Creating new columns
Last updated on 2025-06-24 | Edit this page
Estimated time: 30 minutes
Overview
Questions
- What function is used to create new columns in a dataset?
- How can you generate a unique ID column for each row?
- How can you modify an existing column?
- How can you compute an average value over many columns in your data?
Objectives
- Understand how to use
mutate()
to create new columns. - Learn how to add constant values, computed values, and conditionally assigned values to new columns.
- Use
ifelse()
to create categorical columns based on conditions. - Learn efficient methods for computing row-wise sums and averages
using
rowSums()
androwMeans()
. - Understand the difference between
sum()
androwSums()
for column-wise and row-wise operations.
Making new columns
So far we have dealt with existing columns and worked on them. We
have computed descriptive statistics, plotted basic overviews of data
and cut the data just the way we like it using filter()
and
select()
. Now, we will unlock a new power… the power of
creation! Muhahahahaha.
Well, actually it’s just adding new columns to the dataset, but
that’s still cool! Let’s start by reading in our DASS data again and
loading the package dplyr
.
R
library(dplyr)
OUTPUT
Attaching package: 'dplyr'
OUTPUT
The following objects are masked from 'package:stats':
filter, lag
OUTPUT
The following objects are masked from 'package:base':
intersect, setdiff, setequal, union
R
dass_data <- read.csv("data/kaggle_dass/data.csv")
To add a new column, we need the dplyr
function
mutate()
. It changes - or mutates - columns in the
dataset, like adding entirely new ones. The syntax is quite simple. The
first argument is the data, allowing easy use of pipes, and the second
argument is the code for the new column you want to have.
For example, if we want to create a new column that carries just a single value, we type the following:
R
dass_data <- dass_data %>%
mutate(single_value_column = 42)
To check if this worked:
R
unique(dass_data$single_value_column)
OUTPUT
[1] 42
Saving progress
Notice how we had to assign the dataset to itself in order to save the progress we have made. If you do not do this, and just write down the pipeline, the end result will be outputted to the console, not stored in an object that we can use later.
R
dass_data %>%
head(6) %>%
mutate(some_column = "I have a value!") %>%
select(country, some_column)
OUTPUT
country some_column
1 IN I have a value!
2 US I have a value!
3 PL I have a value!
4 US I have a value!
5 MY I have a value!
6 US I have a value!
You can easily assign the new data to something with the same name,
overriding the previous status.

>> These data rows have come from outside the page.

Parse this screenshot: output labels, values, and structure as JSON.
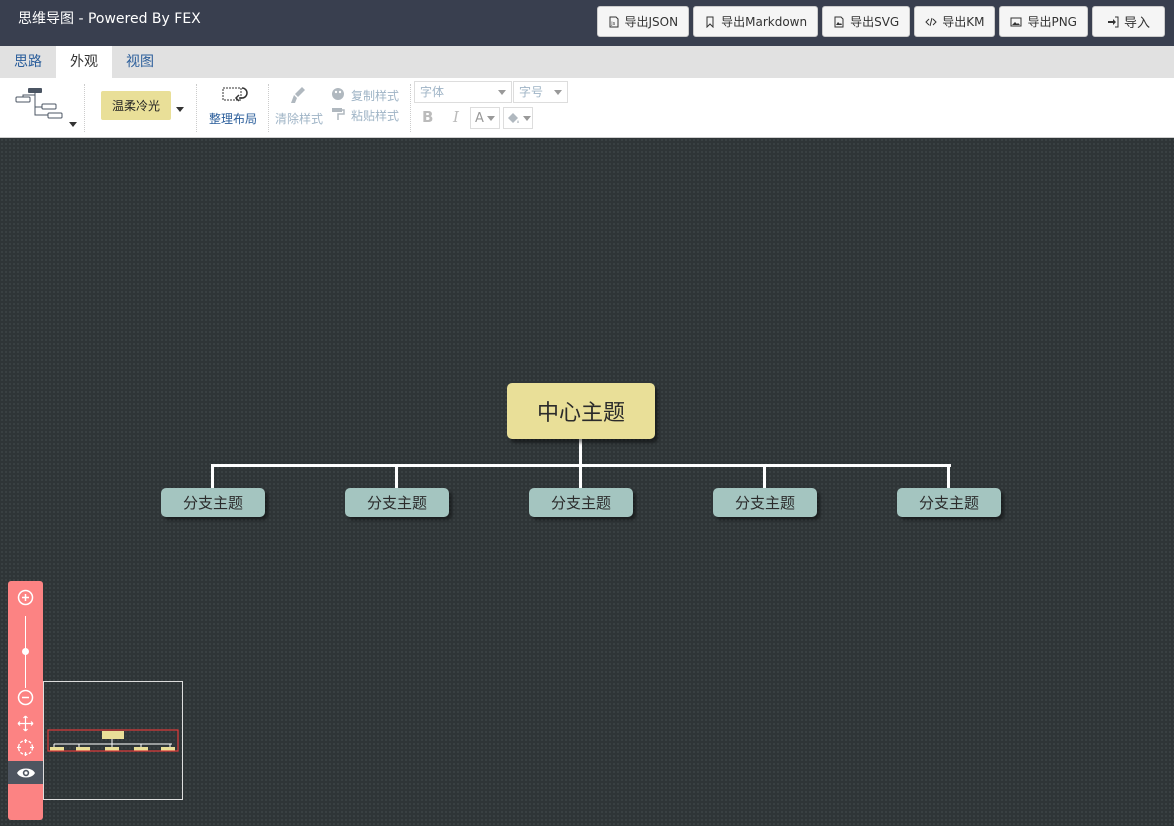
{
  "app": {
    "title": "思维导图 - Powered By FEX"
  },
  "export_buttons": [
    {
      "label": "导出JSON",
      "icon": "file-json-icon"
    },
    {
      "label": "导出Markdown",
      "icon": "bookmark-icon"
    },
    {
      "label": "导出SVG",
      "icon": "image-file-icon"
    },
    {
      "label": "导出KM",
      "icon": "code-icon"
    },
    {
      "label": "导出PNG",
      "icon": "picture-icon"
    }
  ],
  "import_button": {
    "label": "导入",
    "icon": "sign-in-icon"
  },
  "tabs": [
    {
      "label": "思路",
      "active": false
    },
    {
      "label": "外观",
      "active": true
    },
    {
      "label": "视图",
      "active": false
    }
  ],
  "toolbar": {
    "theme": "温柔冷光",
    "arrange": "整理布局",
    "clear_style": "清除样式",
    "copy_style": "复制样式",
    "paste_style": "粘贴样式",
    "font_family_placeholder": "字体",
    "font_size_placeholder": "字号",
    "bold": "B",
    "italic": "I",
    "font_color": "A"
  },
  "mindmap": {
    "root": "中心主题",
    "branches": [
      "分支主题",
      "分支主题",
      "分支主题",
      "分支主题",
      "分支主题"
    ]
  },
  "colors": {
    "header_bg": "#393f4f",
    "canvas_bg": "#2f3537",
    "root_fill": "#e9df98",
    "branch_fill": "#a4c5c0",
    "zoom_panel": "#fc8383"
  }
}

But be careful with this, I recommend
you use new names for the data after filtering, selecting, and mutating
existing columns. These operations change the original data (they remove
some information) and should thus be stored in a new object, like
filtered_dass_data
.
We can do much more interesting things than just placing a constant
in the new column. For example, we can use row_number()
to
create a running number of entries in our data - an id of sort.
R
dass_data <- dass_data %>%
mutate(entry_id = row_number())
dass_data %>%
select(country, testelapse, entry_id) %>%
head()
OUTPUT
country testelapse entry_id
1 IN 167 1
2 US 193 2
3 PL 271 3
4 US 261 4
5 MY 164 5
6 US 349 6
Mutating existing columns
We can also base our mutation on existing columns.
testelapse
is in seconds right now, let’s add a new column
that is the elapsed test time in minutes.
R
dass_data <- dass_data %>%
mutate(
testelapse_min = testelapse / 60
)
mean(dass_data$testelapse)
OUTPUT
[1] 2684.843
R
mean(dass_data$testelapse_min)
OUTPUT
[1] 44.74738
Another function I often use when creating new columns is
ifelse()
. It works using three arguments.
R
a = 5
b = 3
ifelse(
a > b, # The condition
"a is greater", # IF yes
"a is smaller" # IF no
)
OUTPUT
[1] "a is greater"
We can use this to make a new column that tells us whether an entry came from the United States.
R
dass_data <- dass_data %>%
mutate(is_from_us = ifelse(country == "US", "yes", "no"))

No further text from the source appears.